Olympic Mom: Christiane Despatie

Thank You Mom Diary

by: Erica Ehm

Canadian Olympic Diving sensation Alexandre Despatie owes much of this success to his mom Christiane. I was lucky to spend a week with Christiane and husband Pierre here in London for the Thank You Mom program. Her energy and warmth was infectious as she shared her personal story of raising an Olympian with me.

Christiane and Pierre DesPatie London Olympics

When he was just three weeks old, Christiane took her newborn son to a class like this to learn to swim. Having a pool in her Laval backyard, she wanted to make sure her son wouldn't drown if he accidently fell in the water. She remembers very clearly how Alex lay floating in the water, his little head cradled in her hand. The instructor told her to let him go. Baby Alex lay there, asleep, floating in the pool like a lily pad. At this, Christiane breaks out into one of her huge infectious grins and tells me that on the tiny little swimsuit he was wearing was the word DIVE. Crazy!

Christiane Despaties

From a very early age, Alex was a water baby. The irony was that he didn't like to swim. "I only wanted to touch water with my head, not my feet," Alex told his mom. For hours Christiane would be in the pool with her water-logged toddler, catching him as he jumped in head first. 

"Let's play Olympics," five-year-old Alex would announce. Dive after dive, his mom would "score" his jumps—her son relentlessly trying to improve to get higher marks. 

There's no doubt Alex was a child prodigy. He was travelling to competitions by the age 11. When he was 13, he was off to Malaysia with the Canadian Dive Team for five weeks without his parents to compete in the 1998 Commonwealth Games. His mother found out her son had won a surprise gold medal in the 10 Metre Event when news teams started camping out on their lawn. Since then, Alex has won three world championships and two Olympic silver medals and has became a Canadian heartthrob.

There was no pushing her son into this sport. He pulled his parents, asking for lessons and doing the incredibly difficult work required to succeed. "Athletes like Alex are Type A. They don't need stage mothers to succeed," Christiane tells me. "They need a mom who will do the schlepping, make pasta, and do their laundry.

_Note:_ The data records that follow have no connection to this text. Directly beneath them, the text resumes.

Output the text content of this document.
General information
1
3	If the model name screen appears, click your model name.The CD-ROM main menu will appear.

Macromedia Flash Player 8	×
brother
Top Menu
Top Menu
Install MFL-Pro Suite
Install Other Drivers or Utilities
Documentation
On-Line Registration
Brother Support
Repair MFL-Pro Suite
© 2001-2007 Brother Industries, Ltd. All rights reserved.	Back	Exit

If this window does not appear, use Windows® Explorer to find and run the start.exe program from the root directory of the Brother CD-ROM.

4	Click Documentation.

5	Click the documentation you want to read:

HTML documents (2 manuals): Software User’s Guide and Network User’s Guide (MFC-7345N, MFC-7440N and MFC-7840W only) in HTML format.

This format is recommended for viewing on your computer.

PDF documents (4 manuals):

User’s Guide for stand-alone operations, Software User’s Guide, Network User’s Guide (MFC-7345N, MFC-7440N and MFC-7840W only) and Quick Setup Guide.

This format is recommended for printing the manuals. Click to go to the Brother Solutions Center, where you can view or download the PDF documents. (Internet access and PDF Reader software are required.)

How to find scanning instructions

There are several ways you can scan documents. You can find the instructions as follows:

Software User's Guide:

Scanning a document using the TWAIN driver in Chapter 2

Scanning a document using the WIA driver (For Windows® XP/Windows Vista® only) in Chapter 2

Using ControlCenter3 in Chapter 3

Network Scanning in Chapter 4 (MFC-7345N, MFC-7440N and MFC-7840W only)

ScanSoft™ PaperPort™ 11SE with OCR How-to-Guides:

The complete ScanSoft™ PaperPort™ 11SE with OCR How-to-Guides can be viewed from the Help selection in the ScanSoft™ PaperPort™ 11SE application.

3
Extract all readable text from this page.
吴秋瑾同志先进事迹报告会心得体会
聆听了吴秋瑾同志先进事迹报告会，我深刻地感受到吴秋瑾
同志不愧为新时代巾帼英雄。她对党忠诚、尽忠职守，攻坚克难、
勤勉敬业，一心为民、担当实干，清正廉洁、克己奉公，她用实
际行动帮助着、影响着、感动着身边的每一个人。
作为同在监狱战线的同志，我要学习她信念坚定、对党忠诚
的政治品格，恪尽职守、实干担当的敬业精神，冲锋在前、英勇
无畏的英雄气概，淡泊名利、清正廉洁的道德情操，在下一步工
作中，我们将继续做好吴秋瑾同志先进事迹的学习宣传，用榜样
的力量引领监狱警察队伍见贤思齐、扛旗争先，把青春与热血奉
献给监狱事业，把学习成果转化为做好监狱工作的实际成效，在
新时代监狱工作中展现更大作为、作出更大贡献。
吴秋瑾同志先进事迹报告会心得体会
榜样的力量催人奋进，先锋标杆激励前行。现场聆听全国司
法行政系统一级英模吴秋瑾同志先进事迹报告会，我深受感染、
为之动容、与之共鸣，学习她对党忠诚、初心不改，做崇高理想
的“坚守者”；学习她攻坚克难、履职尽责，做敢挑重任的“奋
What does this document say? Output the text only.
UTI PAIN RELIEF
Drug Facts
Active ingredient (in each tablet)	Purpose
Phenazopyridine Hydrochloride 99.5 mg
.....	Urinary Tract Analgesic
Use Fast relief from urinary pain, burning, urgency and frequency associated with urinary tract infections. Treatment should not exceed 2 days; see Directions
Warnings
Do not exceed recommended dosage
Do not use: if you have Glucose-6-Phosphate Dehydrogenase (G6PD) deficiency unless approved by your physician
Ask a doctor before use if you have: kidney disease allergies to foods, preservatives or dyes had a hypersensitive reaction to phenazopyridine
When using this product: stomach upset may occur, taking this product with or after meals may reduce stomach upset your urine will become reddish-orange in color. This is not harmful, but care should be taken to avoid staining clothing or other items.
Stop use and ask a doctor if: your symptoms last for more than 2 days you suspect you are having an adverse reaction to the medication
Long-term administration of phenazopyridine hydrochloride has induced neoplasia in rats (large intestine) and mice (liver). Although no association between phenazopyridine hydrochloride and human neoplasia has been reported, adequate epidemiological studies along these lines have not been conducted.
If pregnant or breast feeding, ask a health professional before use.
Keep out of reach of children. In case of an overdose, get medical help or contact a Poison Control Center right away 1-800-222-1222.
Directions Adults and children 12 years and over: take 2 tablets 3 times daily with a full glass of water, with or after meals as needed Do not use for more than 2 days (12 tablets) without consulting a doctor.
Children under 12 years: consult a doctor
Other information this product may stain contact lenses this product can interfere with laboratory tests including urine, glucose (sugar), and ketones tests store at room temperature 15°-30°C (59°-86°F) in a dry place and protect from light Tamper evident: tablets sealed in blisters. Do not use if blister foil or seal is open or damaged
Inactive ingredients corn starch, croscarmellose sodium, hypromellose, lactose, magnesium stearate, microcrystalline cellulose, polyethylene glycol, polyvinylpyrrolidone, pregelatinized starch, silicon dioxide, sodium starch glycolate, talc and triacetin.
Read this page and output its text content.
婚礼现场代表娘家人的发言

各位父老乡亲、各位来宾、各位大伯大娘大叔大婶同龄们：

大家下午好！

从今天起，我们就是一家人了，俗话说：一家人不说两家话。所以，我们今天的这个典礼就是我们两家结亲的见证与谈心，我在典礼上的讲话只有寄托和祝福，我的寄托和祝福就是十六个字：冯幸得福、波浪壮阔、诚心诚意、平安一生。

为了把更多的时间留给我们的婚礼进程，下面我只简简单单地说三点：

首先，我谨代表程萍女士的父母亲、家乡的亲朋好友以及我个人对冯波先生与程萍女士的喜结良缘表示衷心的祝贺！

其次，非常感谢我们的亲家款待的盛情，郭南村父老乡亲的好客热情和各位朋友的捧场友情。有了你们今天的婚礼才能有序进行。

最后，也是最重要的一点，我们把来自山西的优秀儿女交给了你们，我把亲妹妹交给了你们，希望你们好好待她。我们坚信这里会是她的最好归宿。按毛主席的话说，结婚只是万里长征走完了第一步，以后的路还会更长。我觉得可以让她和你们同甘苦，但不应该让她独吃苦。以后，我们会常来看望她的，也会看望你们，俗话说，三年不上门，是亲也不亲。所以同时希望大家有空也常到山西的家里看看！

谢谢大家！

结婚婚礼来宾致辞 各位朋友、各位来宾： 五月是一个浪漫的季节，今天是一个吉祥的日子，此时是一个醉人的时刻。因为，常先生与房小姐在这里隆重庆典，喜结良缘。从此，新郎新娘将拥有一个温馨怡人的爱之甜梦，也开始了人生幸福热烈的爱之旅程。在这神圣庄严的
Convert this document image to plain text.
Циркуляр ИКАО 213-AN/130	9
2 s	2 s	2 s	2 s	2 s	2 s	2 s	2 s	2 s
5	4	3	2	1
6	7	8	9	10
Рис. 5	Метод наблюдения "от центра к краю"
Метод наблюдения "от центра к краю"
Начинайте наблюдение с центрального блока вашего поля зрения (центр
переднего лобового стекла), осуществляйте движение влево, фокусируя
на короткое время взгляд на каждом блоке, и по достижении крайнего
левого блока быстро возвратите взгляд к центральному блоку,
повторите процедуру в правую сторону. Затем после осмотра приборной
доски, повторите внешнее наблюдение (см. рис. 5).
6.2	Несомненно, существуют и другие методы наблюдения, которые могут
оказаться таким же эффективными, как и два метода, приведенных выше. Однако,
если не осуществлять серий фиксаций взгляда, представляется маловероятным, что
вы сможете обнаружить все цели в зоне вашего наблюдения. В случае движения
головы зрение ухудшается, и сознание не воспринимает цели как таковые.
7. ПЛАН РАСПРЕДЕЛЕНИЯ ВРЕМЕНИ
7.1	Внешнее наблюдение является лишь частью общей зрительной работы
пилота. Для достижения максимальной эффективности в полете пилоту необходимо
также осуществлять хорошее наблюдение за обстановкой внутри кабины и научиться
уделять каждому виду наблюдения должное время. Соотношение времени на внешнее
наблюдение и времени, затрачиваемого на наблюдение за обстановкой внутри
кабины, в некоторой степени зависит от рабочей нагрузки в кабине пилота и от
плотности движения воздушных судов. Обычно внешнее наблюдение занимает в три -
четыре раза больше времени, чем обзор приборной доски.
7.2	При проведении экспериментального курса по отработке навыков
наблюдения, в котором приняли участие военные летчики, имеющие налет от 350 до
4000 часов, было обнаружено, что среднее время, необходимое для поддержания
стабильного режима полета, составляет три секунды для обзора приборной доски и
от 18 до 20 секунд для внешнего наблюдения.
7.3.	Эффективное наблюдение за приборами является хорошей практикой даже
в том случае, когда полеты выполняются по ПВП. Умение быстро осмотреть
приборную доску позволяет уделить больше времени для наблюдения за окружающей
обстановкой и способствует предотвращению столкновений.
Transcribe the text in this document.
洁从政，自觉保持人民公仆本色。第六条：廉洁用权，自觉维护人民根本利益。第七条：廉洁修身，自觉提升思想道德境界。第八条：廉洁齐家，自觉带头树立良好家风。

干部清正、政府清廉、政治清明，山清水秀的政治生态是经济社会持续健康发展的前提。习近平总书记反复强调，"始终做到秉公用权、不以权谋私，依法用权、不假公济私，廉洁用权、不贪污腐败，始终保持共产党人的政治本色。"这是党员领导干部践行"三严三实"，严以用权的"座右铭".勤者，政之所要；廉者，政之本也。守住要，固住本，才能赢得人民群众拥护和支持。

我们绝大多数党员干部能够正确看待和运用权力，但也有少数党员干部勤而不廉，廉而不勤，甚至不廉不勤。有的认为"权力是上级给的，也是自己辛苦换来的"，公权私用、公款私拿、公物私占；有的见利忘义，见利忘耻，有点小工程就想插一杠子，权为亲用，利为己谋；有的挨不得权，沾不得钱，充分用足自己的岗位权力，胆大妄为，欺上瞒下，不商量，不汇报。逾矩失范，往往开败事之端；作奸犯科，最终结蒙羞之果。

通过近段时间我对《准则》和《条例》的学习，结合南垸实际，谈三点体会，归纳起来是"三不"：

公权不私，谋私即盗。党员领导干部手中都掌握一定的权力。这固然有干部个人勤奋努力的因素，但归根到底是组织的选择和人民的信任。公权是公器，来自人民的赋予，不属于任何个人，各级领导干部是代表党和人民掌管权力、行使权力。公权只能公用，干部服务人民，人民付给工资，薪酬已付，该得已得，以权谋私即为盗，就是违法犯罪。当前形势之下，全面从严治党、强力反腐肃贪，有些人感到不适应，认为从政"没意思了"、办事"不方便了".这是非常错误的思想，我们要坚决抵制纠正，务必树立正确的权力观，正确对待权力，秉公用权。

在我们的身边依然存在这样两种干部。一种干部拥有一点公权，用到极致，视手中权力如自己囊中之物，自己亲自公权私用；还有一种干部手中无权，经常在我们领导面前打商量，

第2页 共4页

And they need someone to keep on checking to make sure they're still having fun doing their sport."

She tells me about a time when Alex wanted to quit. He was under significant amounts of stress and just felt tired. Christiane listened and let him drop out. For the first time in years he stopped his regular routine of early morning and after-school training. Within three days he announced he was bored and went back on the diving board. 

"There's no difference between an Olympic mom and a mom," Christiane tells me. "We're just moms with an Olympic schedule." That schedule includes being there for the ups and downs of her son's life; to be there to dry the tears when there's disappointment.

"Alex and I have a bond. We don't have to talk. My husband takes care of his head. I take care of his heart and his stomach," Christiane says with a laugh. She sees herself as a minimizer, to balance the scrutiny and stress her son deals with now. "All these kids want are normal parents to come home to."